Gaza [Palestine], June 24: Eight Palestinians were killed on Sunday in an Israeli airstrike on a training college near Gaza City being used to distribute aid, Palestinian witnesses said, as Israeli tanks pushed further into the southern city of Rafah.
The strike hit part of a vocational college run by the U.N. Palestinian refugee agency UNRWA that is now providing aid to displaced families, the witnesses said.
A Reuters photographer saw a low-rise building completely demolished and bodies wrapped in blankets laid out beside the road, waiting to be taken away.
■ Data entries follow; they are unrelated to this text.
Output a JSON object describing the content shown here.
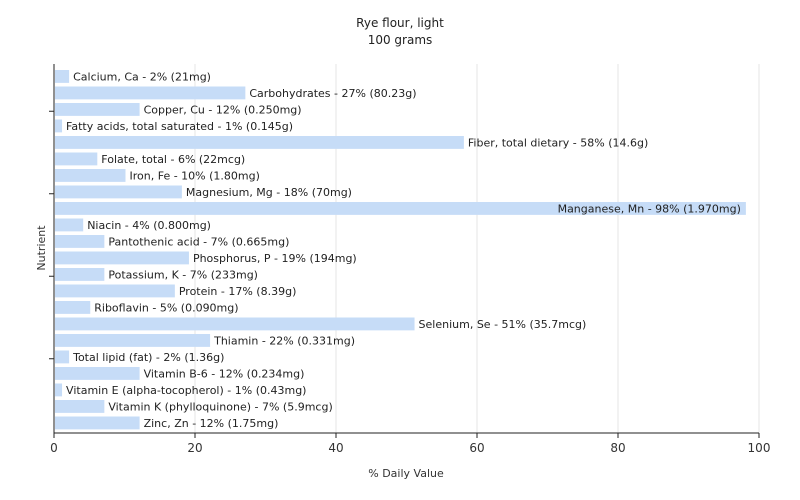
{
  "chart_data": {
    "type": "bar",
    "orientation": "horizontal",
    "title": "Rye flour, light",
    "subtitle": "100 grams",
    "xlabel": "% Daily Value",
    "ylabel": "Nutrient",
    "xlim": [
      0,
      100
    ],
    "xticks": [
      "0",
      "20",
      "40",
      "60",
      "80",
      "100"
    ],
    "grid": true,
    "bar_color": "#c6dcf7",
    "categories": [
      "Calcium, Ca - 2% (21mg)",
      "Carbohydrates - 27% (80.23g)",
      "Copper, Cu - 12% (0.250mg)",
      "Fatty acids, total saturated - 1% (0.145g)",
      "Fiber, total dietary - 58% (14.6g)",
      "Folate, total - 6% (22mcg)",
      "Iron, Fe - 10% (1.80mg)",
      "Magnesium, Mg - 18% (70mg)",
      "Manganese, Mn - 98% (1.970mg)",
      "Niacin - 4% (0.800mg)",
      "Pantothenic acid - 7% (0.665mg)",
      "Phosphorus, P - 19% (194mg)",
      "Potassium, K - 7% (233mg)",
      "Protein - 17% (8.39g)",
      "Riboflavin - 5% (0.090mg)",
      "Selenium, Se - 51% (35.7mcg)",
      "Thiamin - 22% (0.331mg)",
      "Total lipid (fat) - 2% (1.36g)",
      "Vitamin B-6 - 12% (0.234mg)",
      "Vitamin E (alpha-tocopherol) - 1% (0.43mg)",
      "Vitamin K (phylloquinone) - 7% (5.9mcg)",
      "Zinc, Zn - 12% (1.75mg)"
    ],
    "values": [
      2,
      27,
      12,
      1,
      58,
      6,
      10,
      18,
      98,
      4,
      7,
      19,
      7,
      17,
      5,
      51,
      22,
      2,
      12,
      1,
      7,
      12
    ]
  }
}
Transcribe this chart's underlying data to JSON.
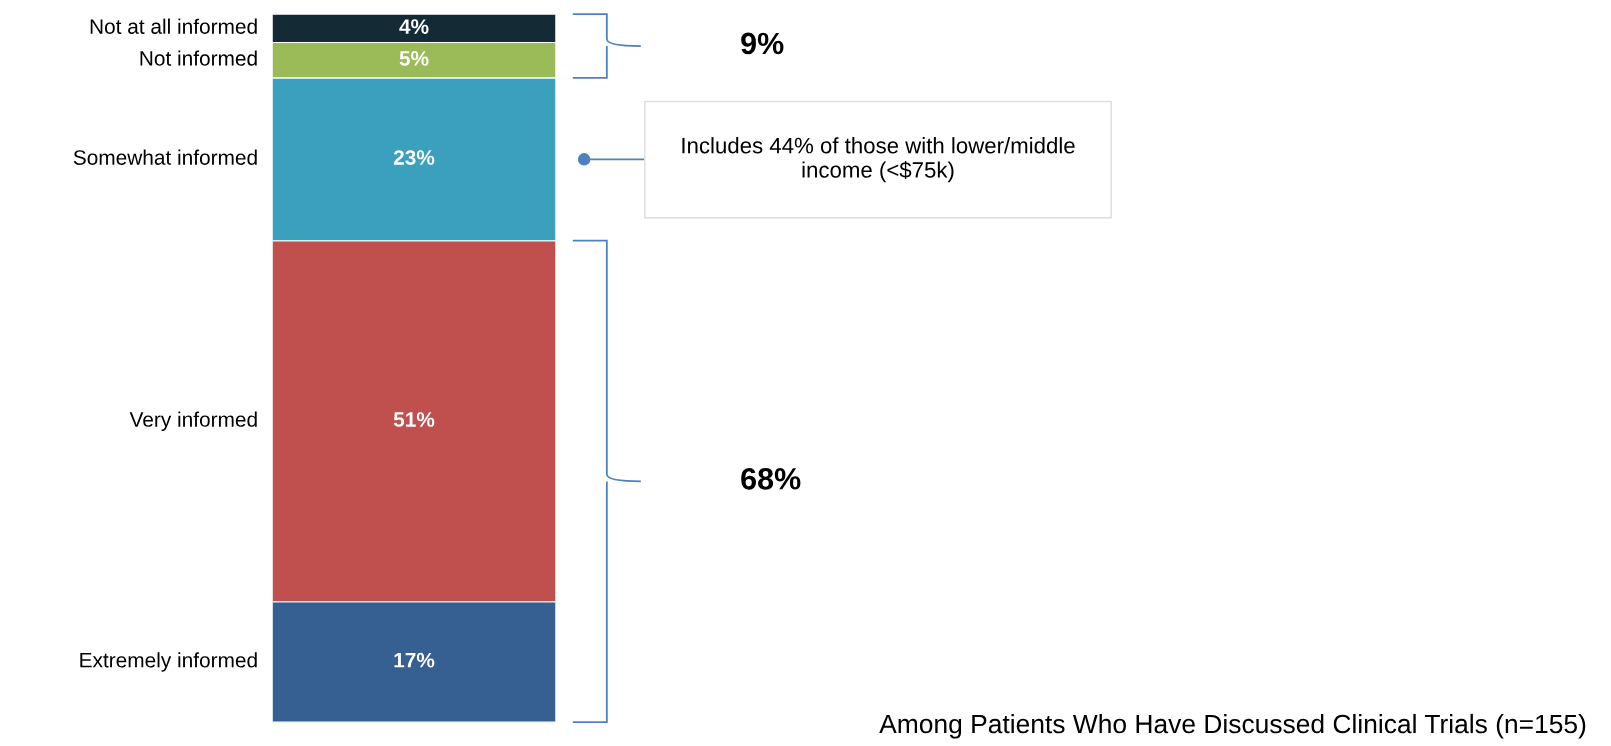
{
  "chart_data": {
    "type": "bar",
    "stacked": true,
    "categories": [
      null
    ],
    "series": [
      {
        "name": "Extremely informed",
        "color": "#366092",
        "values": [
          17
        ],
        "value_labels": [
          "17%"
        ]
      },
      {
        "name": "Very informed",
        "color": "#c0504d",
        "values": [
          51
        ],
        "value_labels": [
          "51%"
        ]
      },
      {
        "name": "Somewhat informed",
        "color": "#3ba0bd",
        "values": [
          23
        ],
        "value_labels": [
          "23%"
        ]
      },
      {
        "name": "Not informed",
        "color": "#9bbb59",
        "values": [
          5
        ],
        "value_labels": [
          "5%"
        ]
      },
      {
        "name": "Not at all informed",
        "color": "#142b36",
        "values": [
          4
        ],
        "value_labels": [
          "4%"
        ]
      }
    ],
    "annotations": [
      "9%",
      "68%",
      "Includes 44% of those with lower/middle income (<$75k)",
      "Among Patients Who Have Discussed Clinical Trials (n=155)"
    ],
    "legend": false,
    "tick_labels": false
  }
}
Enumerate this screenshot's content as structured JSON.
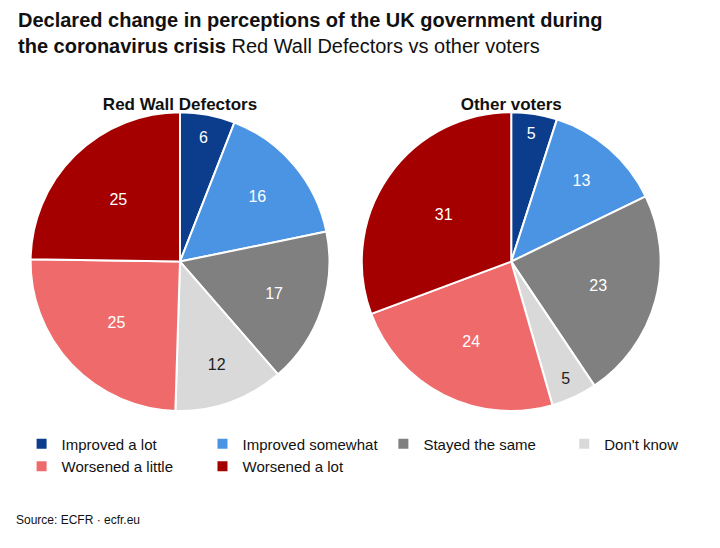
{
  "title": "Declared change in perceptions of the UK government during the coronavirus crisis",
  "subtitle": "Red Wall Defectors vs other voters",
  "source": "Source: ECFR · ecfr.eu",
  "chart_data": [
    {
      "type": "pie",
      "title": "Red Wall Defectors",
      "categories": [
        "Improved a lot",
        "Improved somewhat",
        "Stayed the same",
        "Don't know",
        "Worsened a little",
        "Worsened a lot"
      ],
      "values": [
        6,
        16,
        17,
        12,
        25,
        25
      ],
      "colors": [
        "#0b3d8c",
        "#4a94e3",
        "#808080",
        "#d9d9d9",
        "#ef6b6b",
        "#a50000"
      ],
      "data_labels": true,
      "legend": "bottom"
    },
    {
      "type": "pie",
      "title": "Other voters",
      "categories": [
        "Improved a lot",
        "Improved somewhat",
        "Stayed the same",
        "Don't know",
        "Worsened a little",
        "Worsened a lot"
      ],
      "values": [
        5,
        13,
        23,
        5,
        24,
        31
      ],
      "colors": [
        "#0b3d8c",
        "#4a94e3",
        "#808080",
        "#d9d9d9",
        "#ef6b6b",
        "#a50000"
      ],
      "data_labels": true,
      "legend": "bottom"
    }
  ]
}
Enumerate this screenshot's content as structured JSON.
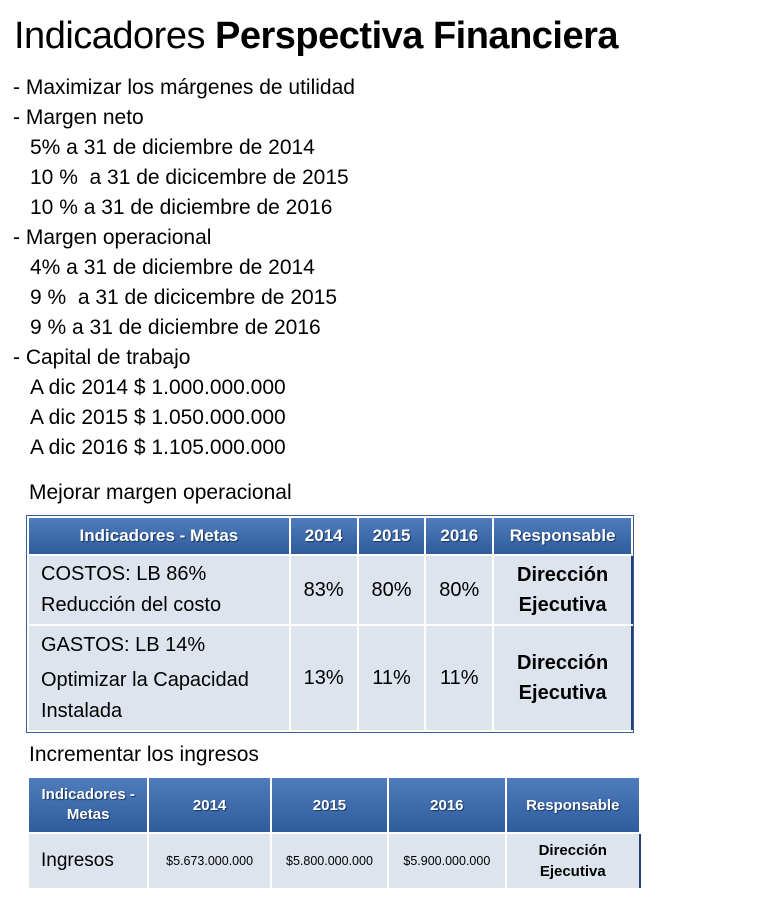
{
  "title": {
    "regular": "Indicadores",
    "bold": "Perspectiva Financiera"
  },
  "bullets": [
    {
      "text": "- Maximizar los márgenes de utilidad",
      "indent": false
    },
    {
      "text": "- Margen neto",
      "indent": false
    },
    {
      "text": "5% a 31 de diciembre de 2014",
      "indent": true
    },
    {
      "text": "10 %  a 31 de dicicembre de 2015",
      "indent": true
    },
    {
      "text": "10 % a 31 de diciembre de 2016",
      "indent": true
    },
    {
      "text": "- Margen operacional",
      "indent": false
    },
    {
      "text": "4% a 31 de diciembre de 2014",
      "indent": true
    },
    {
      "text": "9 %  a 31 de dicicembre de 2015",
      "indent": true
    },
    {
      "text": "9 % a 31 de diciembre de 2016",
      "indent": true
    },
    {
      "text": "- Capital de trabajo",
      "indent": false
    },
    {
      "text": "A dic 2014 $ 1.000.000.000",
      "indent": true
    },
    {
      "text": "A dic 2015 $ 1.050.000.000",
      "indent": true
    },
    {
      "text": "A dic 2016 $ 1.105.000.000",
      "indent": true
    }
  ],
  "section1": {
    "title": "Mejorar margen operacional",
    "headers": [
      "Indicadores -  Metas",
      "2014",
      "2015",
      "2016",
      "Responsable"
    ],
    "rows": [
      {
        "indicator": [
          "COSTOS: LB 86%",
          "Reducción del costo"
        ],
        "y2014": "83%",
        "y2015": "80%",
        "y2016": "80%",
        "responsable": [
          "Dirección",
          "Ejecutiva"
        ]
      },
      {
        "indicator": [
          "GASTOS: LB 14%",
          "Optimizar la Capacidad",
          "Instalada"
        ],
        "y2014": "13%",
        "y2015": "11%",
        "y2016": "11%",
        "responsable": [
          "Dirección",
          "Ejecutiva"
        ]
      }
    ]
  },
  "section2": {
    "title": "Incrementar los ingresos",
    "headers": [
      [
        "Indicadores -",
        "Metas"
      ],
      "2014",
      "2015",
      "2016",
      "Responsable"
    ],
    "rows": [
      {
        "indicator": "Ingresos",
        "y2014": "$5.673.000.000",
        "y2015": "$5.800.000.000",
        "y2016": "$5.900.000.000",
        "responsable": [
          "Dirección",
          "Ejecutiva"
        ]
      }
    ]
  }
}
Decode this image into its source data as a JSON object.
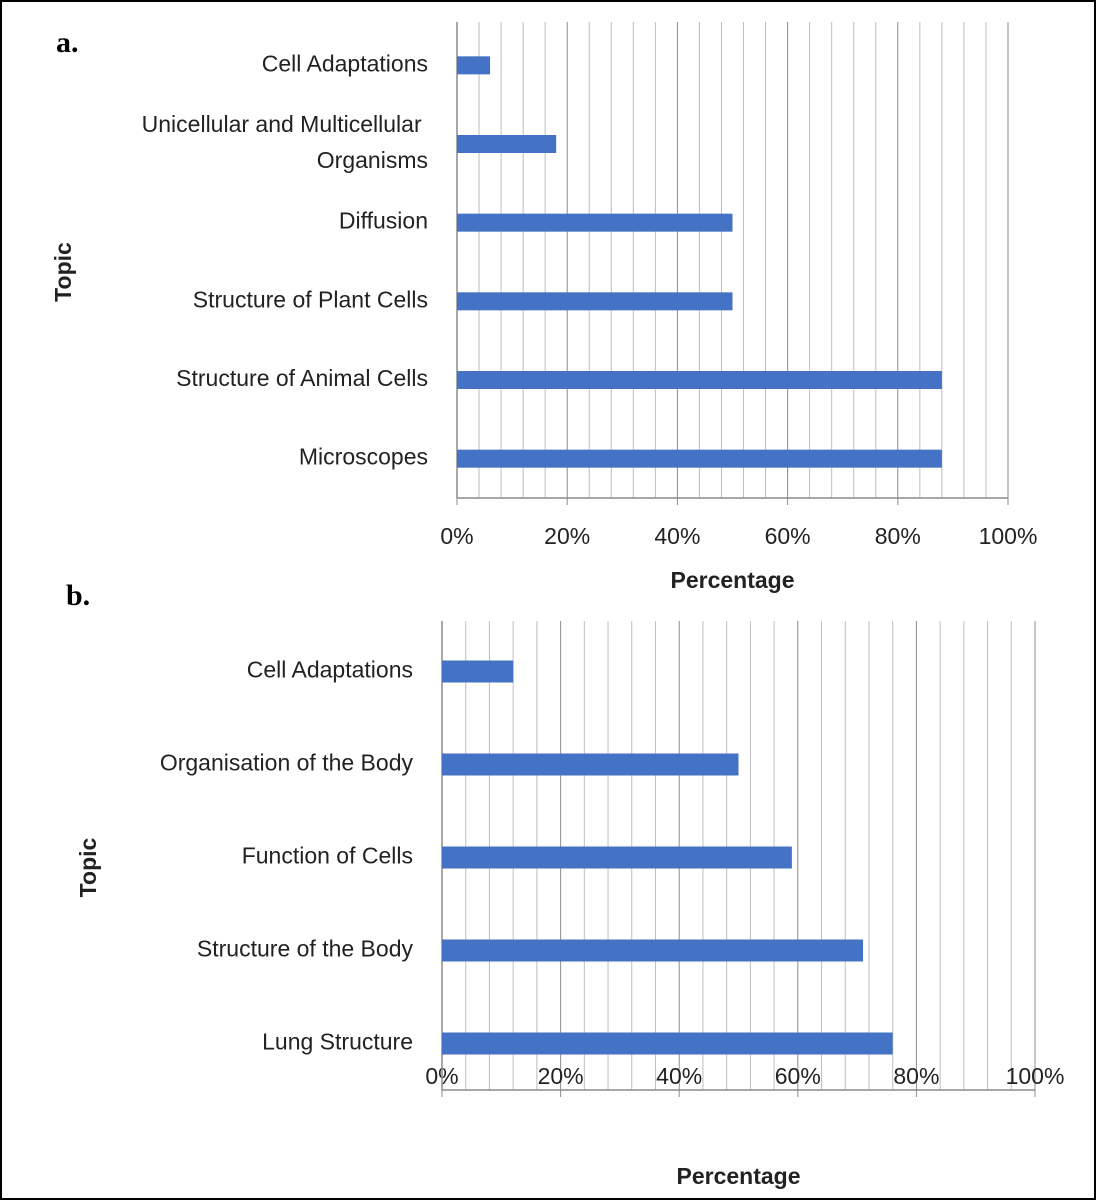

The Israeli military said the site, which it said had served in the past as a UNRWA headquarters, has been used by Hamas and Islamic Jihad militants. It added that precautionary measures were taken before the strike to reduce the risk of harming civilians.
Hamas denies Israeli accusations it uses civilians as human shields or uses civilian facilities for military purposes.
Juliette Touma, UNRWA's Director of Communications, said the agency was looking into the details of the reported attack before providing more information.
More than eight months into Israel's war in the Hamas-administered Palestinian enclave, its advance is focused on the two areas its forces have yet to seize - Rafah on Gaza's southern tip and the area surrounding Deir al-Balah in the centre.
Israel's ground and air campaign in Gaza was triggered when Hamas-led militants stormed into southern Israel on Oct. 7, killing around 1,200 people and seizing more than 250 hostages, according to Israeli tallies.
The offensive has killed almost 37,600 people, according to Palestinian health authorities, and left Gaza in ruins.
Residents said Israeli tanks had advanced to the edge of the Mawasi displaced persons' camp in the northwest of Rafah in fierce fighting with Hamas-led fighters, part of a push into western and northern Rafah in which they had blown up dozens of houses in recent days.
The Israeli military said it was continuing "intelligence-based, targeted operations" in the Rafah area and had located weapons stores and tunnel shafts, and killed Palestinian gunmen.
The armed wings of Hamas and the Islamic Jihad movement said their fighters had attacked Israeli forces in Rafah with anti-tank rockets and mortar bombs and pre-planted explosive devices.
Another strike killed two people in Nuseirat in central Gaza.
In Beit Lahiya in the northern Gaza Strip, health officials at Kamal Adwan Hospital said two babies had died of malnutrition, taking the number of children who have died of malnutrition or dehydration since Oct. 7 to at least 31, a number that health officials say reflects under-recording.